Marion looked about the room. “I’ve lived here forever,” she said, digressing. “This was my late mother’s house. I’ve never had a life, because I’ve always been a fat, unattractive cow.”
“I wouldn’t say¯”
“Don’t, Beth. You need to have walked a few miles in my shoes to be qualified to say anything about what I am or aren’t. I just want you to have a little background; to know that I’ve never felt loved or wanted or happy. Not for one single second, until I got the hots for Gary. He seemed vulnerable, like me in a way. It just happened. It wasn’t planned, and it didn’t seem wrong…at first.”
She paused.
“Go on, Marion. Finish it.”
“He set me up, I think. He secretly took video of what we did. When we had an argument a week later, he hit me, and then showed me the tape.”
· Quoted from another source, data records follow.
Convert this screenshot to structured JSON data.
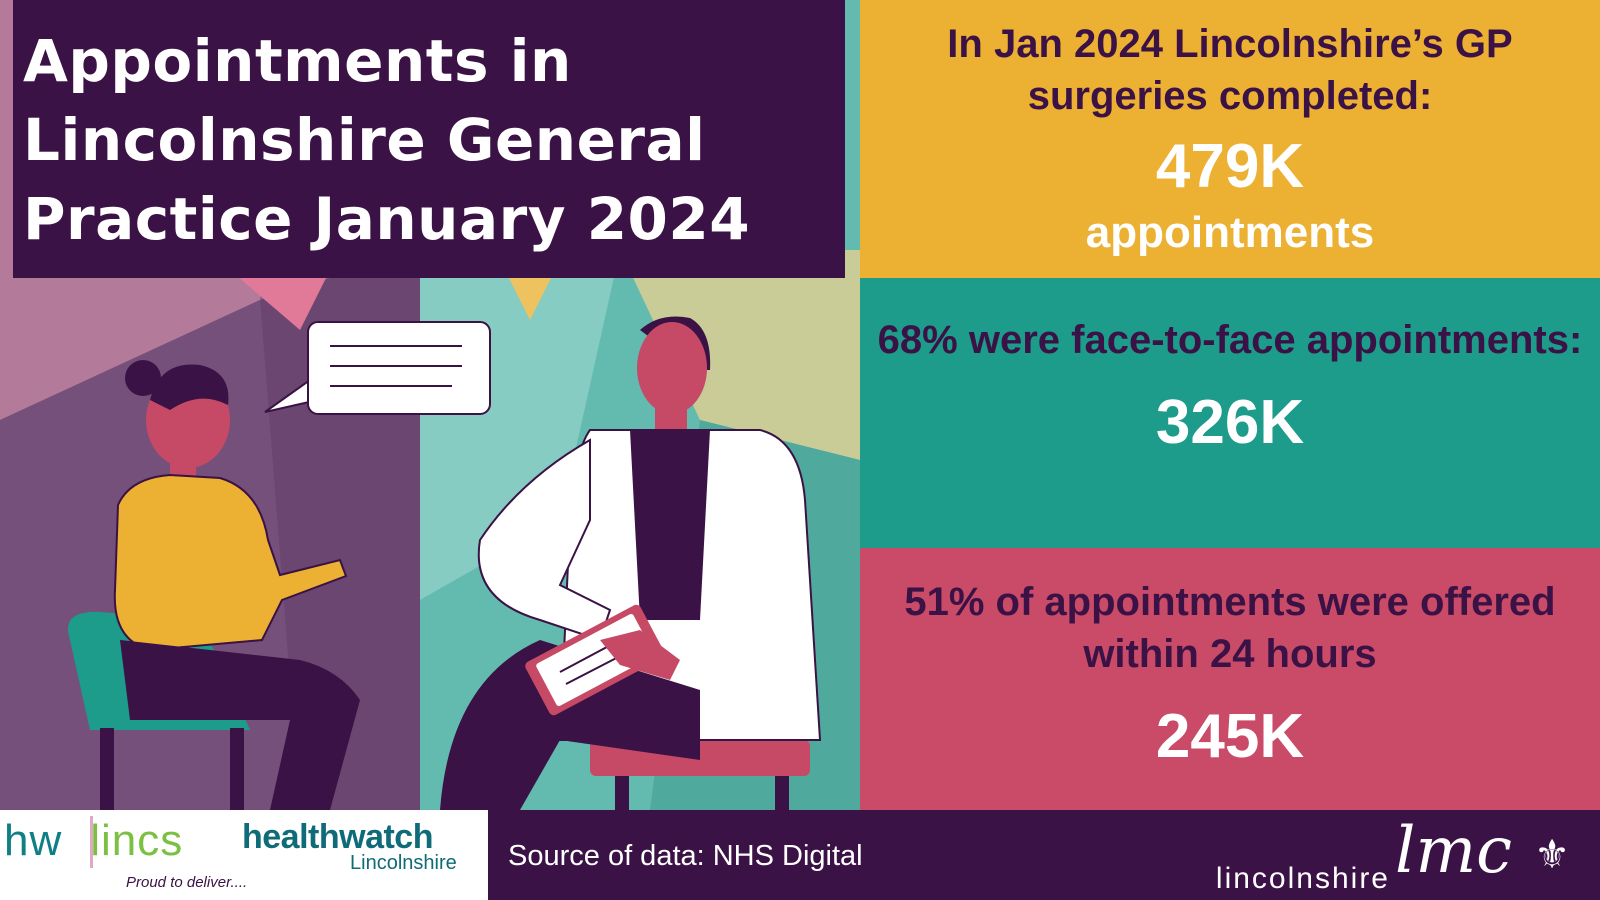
{
  "title": "Appointments in Lincolnshire General Practice January 2024",
  "panels": {
    "total": {
      "label": "In Jan 2024 Lincolnshire’s GP surgeries completed:",
      "value": "479K",
      "sub": "appointments"
    },
    "face_to_face": {
      "label": "68% were face-to-face appointments:",
      "value": "326K"
    },
    "within_24h": {
      "label": "51% of appointments were offered within 24 hours",
      "value": "245K"
    }
  },
  "footer": {
    "hw_logo": {
      "hw": "hw",
      "lincs": "lincs",
      "tagline": "Proud to deliver...."
    },
    "healthwatch_logo": {
      "name": "healthwatch",
      "region": "Lincolnshire"
    },
    "source": "Source of data: NHS Digital",
    "lmc_logo": {
      "prefix": "lincolnshire",
      "script": "lmc",
      "icon": "fleur-de-lis-icon"
    }
  },
  "colors": {
    "purple": "#3b1245",
    "yellow": "#ecb032",
    "teal": "#1d9b8b",
    "pink": "#c94b67",
    "white": "#ffffff"
  }
}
“So there was a shift of control?”
“Yes. But even then, he fooled me. Maybe I wanted to be duped. He said he had only filmed us to protect himself. I made the decision to accept that his illness would account for that. He made me believe that he really cared for me. I thought I might at last have something I’ve never had; companionship and a love life. Somebody who could accept and want me for who I am.”
“Is that it, Marion?”
“Yes. I had no idea he was doing anything criminal. He portrayed a lonely, troubled individual. It seems inconceivable that he was capable of leading such a complex and separate life. I should have recognised him for what he is.”
“Do you think he might contact you?”
“I doubt that very much. I’m obviously of no further use to him.”
“You do realise that I’ll have to tell the officer in charge of the case everything you’ve told me, Marion. But I see no reason why what you did should be made public knowledge. Though I obviously can’t guarantee confidentiality.”